Tic-tac-tic-tac-pausa: hai esaurito le tue stille,
Aprile, d’ogni genere d’umori, calori, e fogge
Ed ora bada al tuo sole dai cento toni e mille
Gradi. Culla i dolci pargoli della morte, in terra
Fredda e umida siccome non odono la tua ninna,
asciuga loro le ossa, riempili di vitali fiori, serra
i tuoi umori in un dolce languore di manto. Tintinna
già il vento estivo, che ruba la morte alla vita.
Ed io sento schiaffi e calci di ricordi lontani.

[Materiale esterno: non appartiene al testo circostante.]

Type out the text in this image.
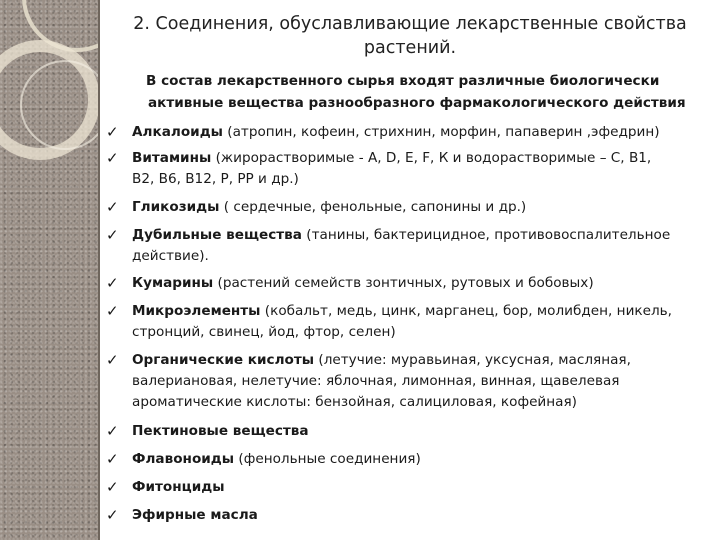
2. Соединения, обуславливающие лекарственные свойства
растений.
В состав лекарственного сырья входят различные биологически
активные вещества разнообразного фармакологического действия
✓ Алкалоиды (атропин, кофеин, стрихнин, морфин, папаверин ,эфедрин)
✓ Витамины (жирорастворимые - А, D, Е, F, К и водорастворимые – С, В1,
В2, В6, В12, Р, РР и др.)
✓ Гликозиды ( сердечные, фенольные, сапонины и др.)
✓ Дубильные вещества (танины, бактерицидное, противовоспалительное
действие).
✓ Кумарины (растений семейств зонтичных, рутовых и бобовых)
✓ Микроэлементы (кобальт, медь, цинк, марганец, бор, молибден, никель,
стронций, свинец, йод, фтор, селен)
✓ Органические кислоты (летучие: муравьиная, уксусная, масляная,
валериановая, нелетучие: яблочная, лимонная, винная, щавелевая
ароматические кислоты: бензойная, салициловая, кофейная)
✓ Пектиновые вещества
✓ Флавоноиды (фенольные соединения)
✓ Фитонциды
✓ Эфирные масла
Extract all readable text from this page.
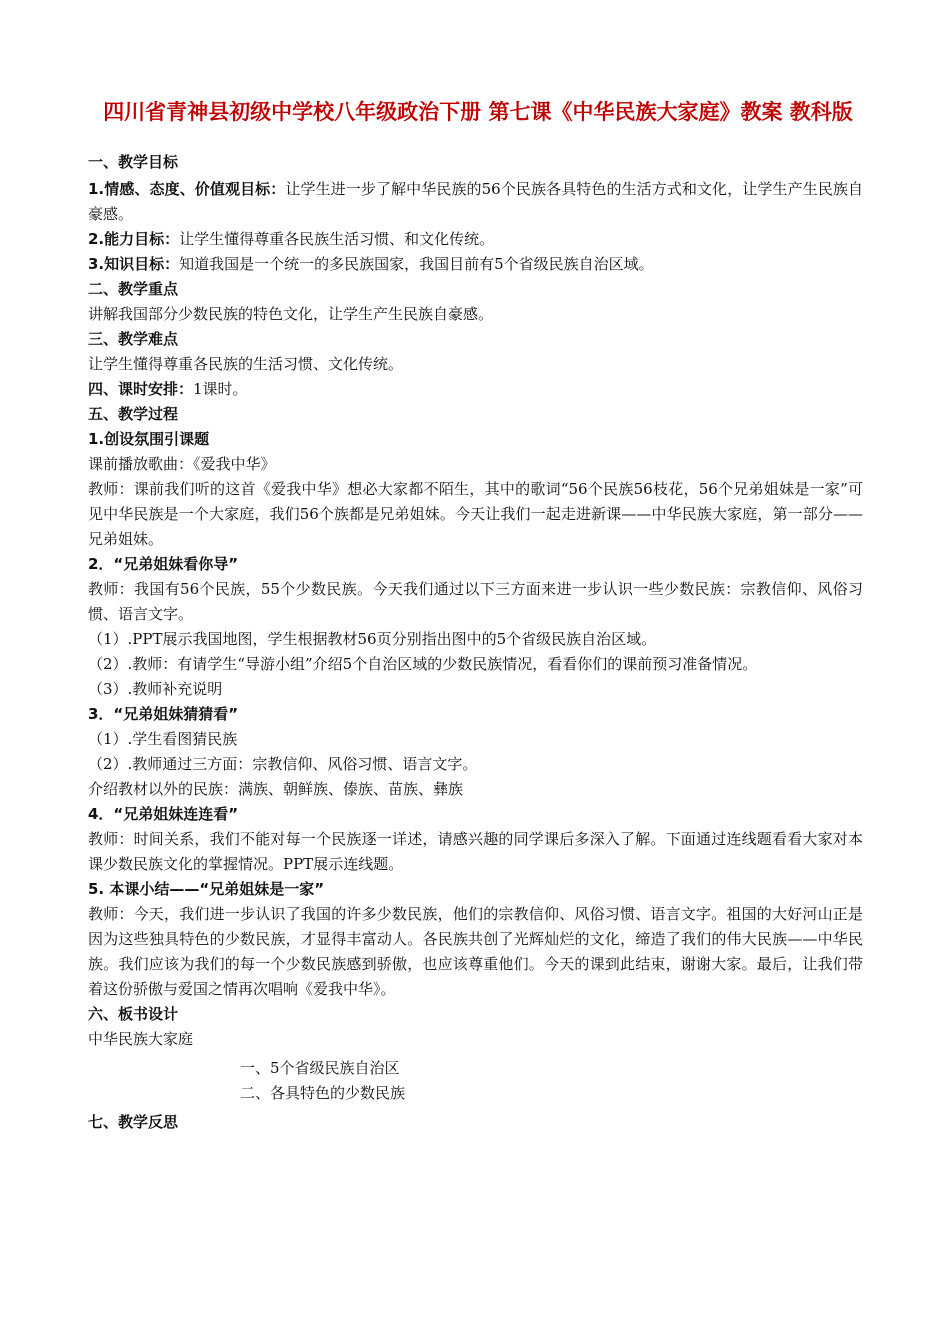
四川省青神县初级中学校八年级政治下册 第七课《中华民族大家庭》教案 教科版
一、教学目标
1.情感、态度、价值观目标：让学生进一步了解中华民族的56个民族各具特色的生活方式和文化，让学生产生民族自豪感。
2.能力目标：让学生懂得尊重各民族生活习惯、和文化传统。
3.知识目标：知道我国是一个统一的多民族国家，我国目前有5个省级民族自治区域。
二、教学重点
讲解我国部分少数民族的特色文化，让学生产生民族自豪感。
三、教学难点
让学生懂得尊重各民族的生活习惯、文化传统。
四、课时安排：1课时。
五、教学过程
1.创设氛围引课题
课前播放歌曲：《爱我中华》
教师：课前我们听的这首《爱我中华》想必大家都不陌生，其中的歌词“56个民族56枝花，56个兄弟姐妹是一家”可见中华民族是一个大家庭，我们56个族都是兄弟姐妹。今天让我们一起走进新课——中华民族大家庭，第一部分——兄弟姐妹。
2．“兄弟姐妹看你导”
教师：我国有56个民族，55个少数民族。今天我们通过以下三方面来进一步认识一些少数民族：宗教信仰、风俗习惯、语言文字。
（1）.PPT展示我国地图，学生根据教材56页分别指出图中的5个省级民族自治区域。
（2）.教师：有请学生“导游小组”介绍5个自治区域的少数民族情况，看看你们的课前预习准备情况。
（3）.教师补充说明
3．“兄弟姐妹猜猜看”
（1）.学生看图猜民族
（2）.教师通过三方面：宗教信仰、风俗习惯、语言文字。
介绍教材以外的民族：满族、朝鲜族、傣族、苗族、彝族
4．“兄弟姐妹连连看”
教师：时间关系，我们不能对每一个民族逐一详述，请感兴趣的同学课后多深入了解。下面通过连线题看看大家对本课少数民族文化的掌握情况。PPT展示连线题。
5. 本课小结——“兄弟姐妹是一家”
教师：今天，我们进一步认识了我国的许多少数民族，他们的宗教信仰、风俗习惯、语言文字。祖国的大好河山正是因为这些独具特色的少数民族，才显得丰富动人。各民族共创了光辉灿烂的文化，缔造了我们的伟大民族——中华民族。我们应该为我们的每一个少数民族感到骄傲，也应该尊重他们。今天的课到此结束，谢谢大家。最后，让我们带着这份骄傲与爱国之情再次唱响《爱我中华》。
六、板书设计
中华民族大家庭
一、5个省级民族自治区
二、各具特色的少数民族
七、教学反思
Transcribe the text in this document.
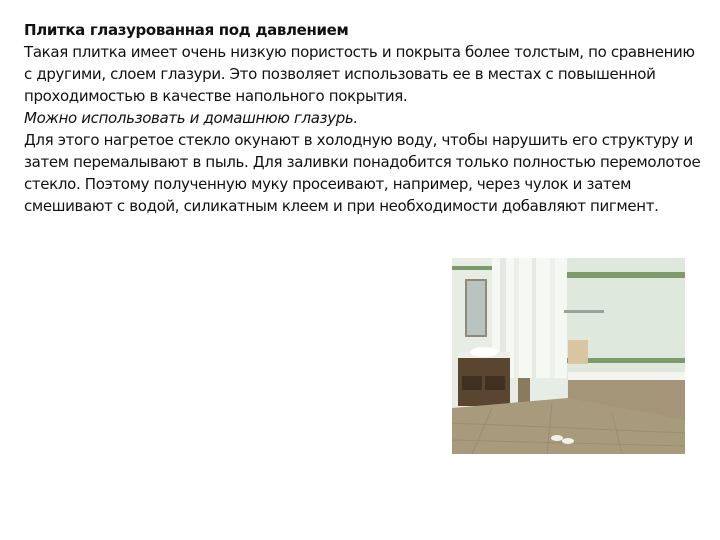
Плитка глазурованная под давлением

Такая плитка имеет очень низкую пористость и покрыта более толстым, по сравнению с другими, слоем глазури. Это позволяет использовать ее в местах с повышенной проходимостью в качестве напольного покрытия.

Можно использовать и домашнюю глазурь.

Для этого нагретое стекло окунают в холодную воду, чтобы нарушить его структуру и затем перемалывают в пыль. Для заливки понадобится только полностью перемолотое стекло. Поэтому полученную муку просеивают, например, через чулок и затем смешивают с водой, силикатным клеем и при необходимости добавляют пигмент.
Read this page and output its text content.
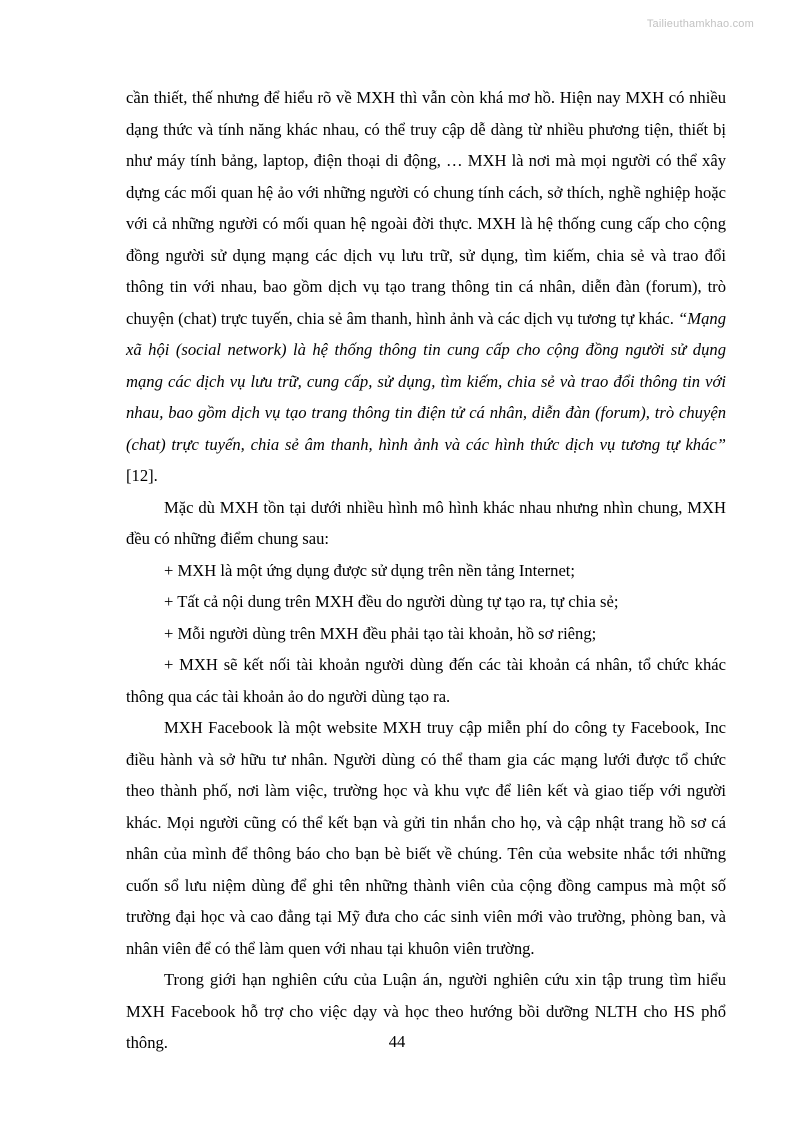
Tailieuthamkhao.com

cần thiết, thế nhưng để hiểu rõ về MXH thì vẫn còn khá mơ hồ. Hiện nay MXH có nhiều dạng thức và tính năng khác nhau, có thể truy cập dễ dàng từ nhiều phương tiện, thiết bị như máy tính bảng, laptop, điện thoại di động, … MXH là nơi mà mọi người có thể xây dựng các mối quan hệ ảo với những người có chung tính cách, sở thích, nghề nghiệp hoặc với cả những người có mối quan hệ ngoài đời thực. MXH là hệ thống cung cấp cho cộng đồng người sử dụng mạng các dịch vụ lưu trữ, sử dụng, tìm kiếm, chia sẻ và trao đổi thông tin với nhau, bao gồm dịch vụ tạo trang thông tin cá nhân, diễn đàn (forum), trò chuyện (chat) trực tuyến, chia sẻ âm thanh, hình ảnh và các dịch vụ tương tự khác. “Mạng xã hội (social network) là hệ thống thông tin cung cấp cho cộng đồng người sử dụng mạng các dịch vụ lưu trữ, cung cấp, sử dụng, tìm kiếm, chia sẻ và trao đổi thông tin với nhau, bao gồm dịch vụ tạo trang thông tin điện tử cá nhân, diễn đàn (forum), trò chuyện (chat) trực tuyến, chia sẻ âm thanh, hình ảnh và các hình thức dịch vụ tương tự khác” [12].

Mặc dù MXH tồn tại dưới nhiều hình mô hình khác nhau nhưng nhìn chung, MXH đều có những điểm chung sau:

+ MXH là một ứng dụng được sử dụng trên nền tảng Internet;

+ Tất cả nội dung trên MXH đều do người dùng tự tạo ra, tự chia sẻ;

+ Mỗi người dùng trên MXH đều phải tạo tài khoản, hồ sơ riêng;

+ MXH sẽ kết nối tài khoản người dùng đến các tài khoản cá nhân, tổ chức khác thông qua các tài khoản ảo do người dùng tạo ra.

MXH Facebook là một website MXH truy cập miễn phí do công ty Facebook, Inc điều hành và sở hữu tư nhân. Người dùng có thể tham gia các mạng lưới được tổ chức theo thành phố, nơi làm việc, trường học và khu vực để liên kết và giao tiếp với người khác. Mọi người cũng có thể kết bạn và gửi tin nhắn cho họ, và cập nhật trang hồ sơ cá nhân của mình để thông báo cho bạn bè biết về chúng. Tên của website nhắc tới những cuốn sổ lưu niệm dùng để ghi tên những thành viên của cộng đồng campus mà một số trường đại học và cao đẳng tại Mỹ đưa cho các sinh viên mới vào trường, phòng ban, và nhân viên để có thể làm quen với nhau tại khuôn viên trường.

Trong giới hạn nghiên cứu của Luận án, người nghiên cứu xin tập trung tìm hiểu MXH Facebook hỗ trợ cho việc dạy và học theo hướng bồi dưỡng NLTH cho HS phổ thông.	44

Il viso mi diventa come dopo la piccola morte l’ignita
Guancia e corro anch’io attraverso un bosco d’inani
Numeri e di foglie ingiallite – per non ricordare,
per non pensare. E non mi curo delle mie vesti lise,
del sudore imperlato sul viso, delle braccia – mare
in fortunale, inquiete onde – delle gambe menadi. Mise
uno specchio, si dice, in un bosco, l’Eterno – passaggio
attraverso la Sua verità, ma solo i d’animo puri
avrebbero squarciato il velo. Gl’altri, per retaggio,
avrebbero visto sé stessi riflessi...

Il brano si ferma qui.